Although it has been a decade since Rad Hourani last visited the streets of Toronto (choosing instead to march the grounds of Paris and New York), he decided the right time to return would be to celebrate his five year anniversary collection. He is, after all, “an adopted Canadian” by way of Montreal via Jordan.
Since the launch of his line, his main connection to Canada has been only through the factory where his Paris-designed clothing line is made, for the sole reason of it “being a well-oiled operation,” that he would do anything but change. With such a deep-rooted loyalty to us canucks, it really is a wonder that it has taken him so long to finally grace us with one of his shows (and presence). We caught up with Hourani to inquire about his much-anticipated visit, but, via email since he hopped a plane straight back to Paris right after his final bow.
Tell me about your 5th collection, what’s the inspiration behind it.
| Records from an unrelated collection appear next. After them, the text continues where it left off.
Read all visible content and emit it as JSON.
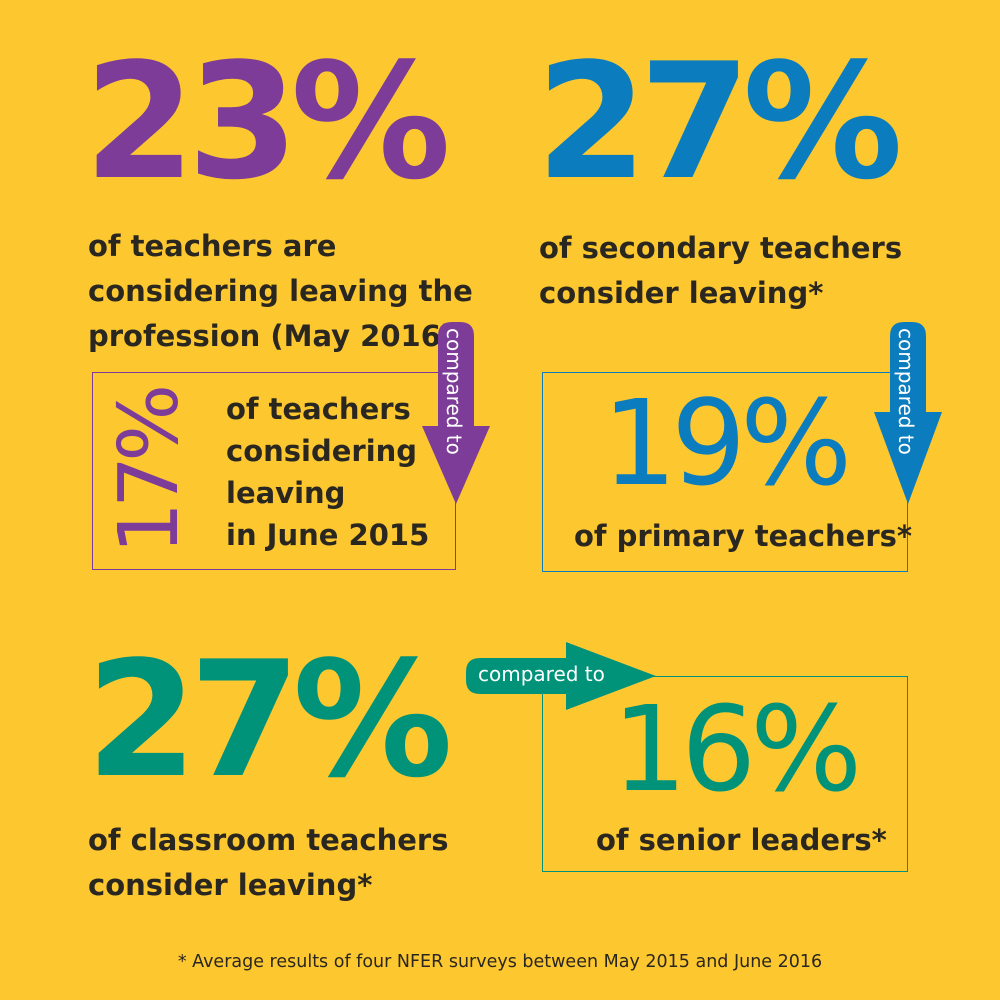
{
  "colors": {
    "background": "#FDC82F",
    "purple": "#7D3C98",
    "blue": "#0B7DBE",
    "green": "#00937A",
    "text": "#2a2620"
  },
  "panel1": {
    "stat": "23%",
    "lines": [
      "of teachers are",
      "considering leaving the",
      "profession (May 2016)"
    ],
    "arrow_label": "compared to",
    "compare_stat": "17%",
    "compare_lines": [
      "of teachers",
      "considering",
      "leaving",
      "in June 2015"
    ]
  },
  "panel2": {
    "stat": "27%",
    "lines": [
      "of secondary teachers",
      "consider leaving*"
    ],
    "arrow_label": "compared to",
    "compare_stat": "19%",
    "compare_text": "of primary teachers*"
  },
  "panel3": {
    "stat": "27%",
    "lines": [
      "of classroom teachers",
      "consider leaving*"
    ],
    "arrow_label": "compared to",
    "compare_stat": "16%",
    "compare_text": "of senior leaders*"
  },
  "footnote": "* Average results of four NFER surveys between May 2015 and June 2016"
}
The inspiration always starts by what I feel like wearing. I have spent a lot of time recently in the forest and in nature, so the collection reflect that thought. I feel like wearing green, so I have designed some continuous silhouettes of my Unisex style in black and green, using some new materials and techniques.
Short films opened a number of shows this season. What led to your decision to incorporate film into your creative vision?
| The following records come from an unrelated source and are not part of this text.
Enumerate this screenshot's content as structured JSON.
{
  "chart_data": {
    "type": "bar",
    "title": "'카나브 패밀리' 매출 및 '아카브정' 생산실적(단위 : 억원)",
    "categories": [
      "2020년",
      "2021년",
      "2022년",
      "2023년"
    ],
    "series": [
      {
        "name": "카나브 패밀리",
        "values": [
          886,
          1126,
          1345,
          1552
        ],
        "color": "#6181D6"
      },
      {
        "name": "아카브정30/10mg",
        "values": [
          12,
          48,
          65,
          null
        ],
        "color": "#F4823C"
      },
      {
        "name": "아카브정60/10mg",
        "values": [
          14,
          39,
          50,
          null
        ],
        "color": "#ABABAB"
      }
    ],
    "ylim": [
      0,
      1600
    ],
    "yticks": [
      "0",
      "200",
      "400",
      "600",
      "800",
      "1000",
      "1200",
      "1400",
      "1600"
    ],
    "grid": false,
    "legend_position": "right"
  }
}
It is not something new for me, since the very first season I have used that medium to project what I had to say and feel. I have used film in my exhibition, as well, and I have used film also to present some of the Rad Hourani shows instead of producing a formal show, and I just felt that the projection of the 5 Yrs of Unisex made sense to be projected before the show.
Do you think the integration of short films/docs has to do with the audience’s hunger for a more personal relationship? Is it a way to fill a gap that’s missing from the runway experience, or modernise it?
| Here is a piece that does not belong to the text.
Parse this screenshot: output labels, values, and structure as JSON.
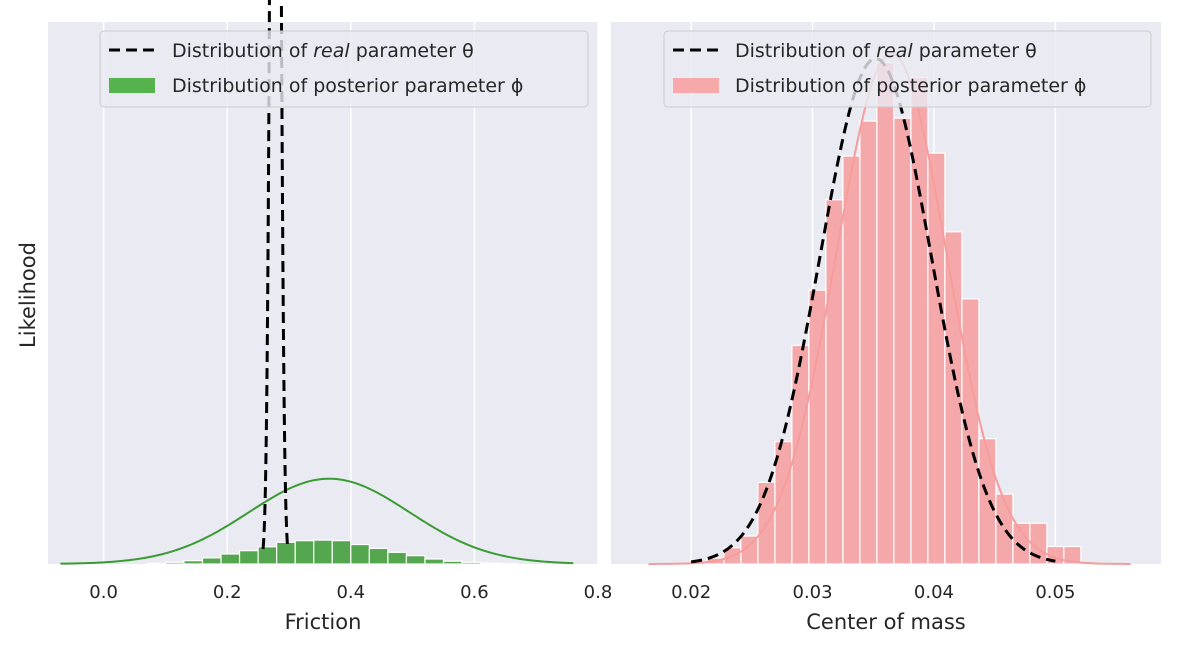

I think it it just part of an evolution process where it is more accessible to do so. However, to me it is part of my self expression as I don’t define myself to be either a designer, a photographer, nor an artist, nor a filmmaker ,nor an art director. I consider myself all of that at the same time, so using all the mediums accessible is natural for me.
Not being dictated by trends or seasons, do you hope someone to have a Rad Hourani piece forever, not just dispose of it once deemed “last season?”
I think we are conditioned to think that what I do by not having seasons, time, gender is not traditional for a start. So I would say that its not traditional in that sense if you want to use theses words… I avoid all stereotypes in my life. I don’t use theses words, traditional,trends etc. What’s drives me is to create a signature piece of work and a garment that can be worn by anyone at anytime.
Do you think more designers will begin to show more “seasonless” collections with the changes in the global climate? Now we’re seeing snow in summer and summer in winter…
I’m sure that it could be an influence, as it gets worse the consumers will need to adapt themselves. I was the first one to do that, and the first to design a high end unisex line, I did it because it made sense to me and hopefully the whole world understand one day the exact massage.
Considering you haven’t been to Toronto in a decade, why did you say yes to showing at Toronto’s World MasterCard Fashion Week this season?
I said yes because this season it is the 5th anniversary of the brand, and as we are travelling and producing events around the world to celebrate it. I thought to celebrate in Canada should be a part of it as I am an adopted Canadian.
As you are based in Paris, why do you have your clothing made in Canada?
As a pure business point of view it is because our factory is located in Canada, and that it is a very well-oiled operation, and as the saying goes: ” why change something that works well?”
With all the traveling you have done recently for your 5th anniversary, have you decided upon a favourite city in the world?
I don’t have a particular city that I prefer, but I enjoy the way that I am stimulated by different environments, by different cities. New York makes me feel very productive as of Paris inspires me and make me think out of the box. Each city I go to can be my favourite, as I’m not a nationalist.